Chaleur et lumière trépidaient. Un instant, quand il fut
évoqué, je vis le rayonnement bienheureux dont j'avais été
arraché lorsque, à la suite de la trahison de l'envieux Astaroth je fus saisi par des gendarmes astraux. Le
reverrai-je un jour ?
Je
ne comprenais plus l'accusation, je ne me souvenais plus guère des
détails. Oui, oui, c'était effectivement à peu près
comme ça, j'étais en mission, je devais placer une
Étincelle. J'avais leur confiance, la chose serait bien faite.
L'émissaire secret du But Ultime avait personnellement
négocié avec le gouvernement pour me délivrer un plein
pouvoir. Ils attendaient de cette démarche un effet considérable.

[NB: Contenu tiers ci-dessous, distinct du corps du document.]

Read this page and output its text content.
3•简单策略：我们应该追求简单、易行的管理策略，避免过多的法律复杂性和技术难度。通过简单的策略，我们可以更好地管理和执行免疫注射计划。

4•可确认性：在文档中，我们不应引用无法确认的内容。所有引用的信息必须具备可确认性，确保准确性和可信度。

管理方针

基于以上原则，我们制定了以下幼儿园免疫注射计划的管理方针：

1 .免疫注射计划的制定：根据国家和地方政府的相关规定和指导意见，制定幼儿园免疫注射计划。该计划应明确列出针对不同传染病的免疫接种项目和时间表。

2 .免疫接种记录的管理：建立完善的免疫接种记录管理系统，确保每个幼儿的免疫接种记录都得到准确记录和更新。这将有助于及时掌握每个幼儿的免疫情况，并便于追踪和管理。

J'étais conscient de la subtilité de mon rôle complexe,
mais qu'y pouvais-je ? Mon maudit mauvais caractère. Bien sûr
je n'ignorais pas qu’il causerait des ennuis, qu'avais-je à
flâner justement sur cette quatrième sphère ? Je
serais passé sur la suivante, je n'aurais jamais été
tenté. Mais je pensais que c'était un bon endroit, c'était
une espèce d'étrange boulet, monts et vallées, beaucoup de
chaleur, peu de lumière. J'avais pensé au Centre
Magnétique, le placer là. Si tout se mettait à tourner,
cela générerait une merveilleuse musique et le But Ultime
récolterait au centuple la force qu'il avait semée. Je
virevoltais ensuite au-dessus de masses plus petites, un volcan, la mer ou
autre chose. Et au bord de la mer - oui, bel et bien sur le sable - c'est bien
là que j'ai aperçu le premier Vivant qui par la suite m'a
attiré tant d'ennuis. Je n'en avais jamais vu auparavant, j'en avais
seulement beaucoup entendu parler, ma vieille nourrice, la bonne vieille aurore
boréale, m'avait raconté à mon âge minuscule que
cela existait mais je ne l'avais guère cru. J'ai lu sous la plume d'un
jeune écrivain, un certain Moïse, dans un des numéros de la
"Nouvelle Dimension" que ceux-ci appartenaient semble-t-il à
cette espèce qu'il appelait hommes ou quelque chose comme ça - ou
plutôt femmes ? Je ne me rappelle plus. Peu importe. Toujours est-il
que le précieux trésor, l'étincelle unique dont je devais
rendre compte, je l'ai placée dans les yeux de ce vivant, j'ai commis la
trahison suprême. J'ai encore vu le premier scintillement dans ses yeux.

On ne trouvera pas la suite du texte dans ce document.